BTW, have you checked your HDD for bad sector. Check it.


----------



## Krow (May 27, 2009)

*@ topgear* I extracted Burnout on my friends laptop and I installed it there. I copied the install folder from program files on a PD and pasted it to my HDD. Voila - The Game WORKED! But, I'm looking for a solution to this extraction problem. I dnt think there are any bad sectors as chkdsk dint report any and my HDD is a brand new replacement 7200.12 500GB frm Seagate. I'll try Universal extractor and let u knw.

*@ dOm1naTOr* I'll try the NCRC command.
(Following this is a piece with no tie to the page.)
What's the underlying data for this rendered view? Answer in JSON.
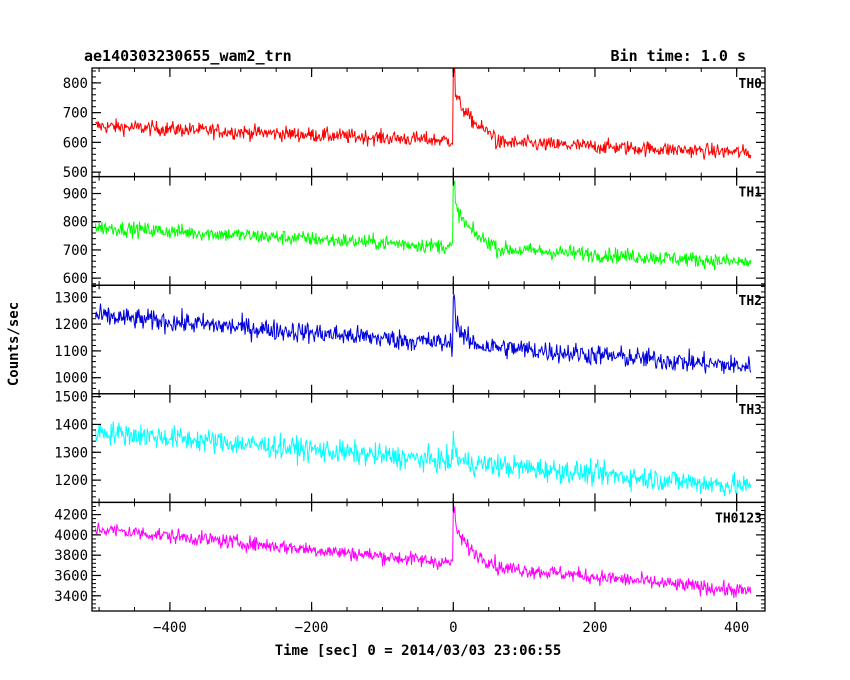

Memory checking software? Can u suggest some?


----------



## Krow (May 27, 2009)

*@ dOm1naTOr *Can u please tell me how to use the command line? I managed to run the 7z file, even when i entered the /ncrc parameter, the 7z file opened, no extraction started.


----------



## Krow (May 27, 2009)

Okay! I ran this freeware utility called MemTest 3.8!

*www.snapfiles.com/download/dlmemtest.html

I put 735MBytes of Ram for testing and before 6.7% of testing, I already got 42 Errors!!! Can ne1 Please download this utility and verify that their RAM is working just fine under MemTest? The Utility says that good RAM should be able to run this test for weeks without errors!

Thanks *dOm1naTOr & **topgear *!

I'll try running my PC on only one stick at a time and see if that helps.


----------



## Krow (May 27, 2009)

Traced the prob to my transcend 1gb module. The file extracted just fine on the error-free Hitachi 512MB. Will hv to w8 until Saturday(when my new rig arrives) to play it seems!


Thanks a lot guys! I really appreciate all ur help!


----------



## himanshu_game (May 27, 2009)

on which type of partition u extracting files??


----------



## Krow (May 27, 2009)

^^^NTFS, btw I found the solution to my prob - replace the faulty RAM stick.

*@ topgear* Thanks for that software suggestion. Its fun extracting from exe's now! Awesome software!


----------



## topgear (May 28, 2009)

^^ Glad to know that you figured out the prob.

BTW, universal extractor can extract from most kind of archive files & yeah, it's really a swiss army knife in your software arsenal 

& memtest is one of the best memory error check tool. So you can rely on it's results.


----------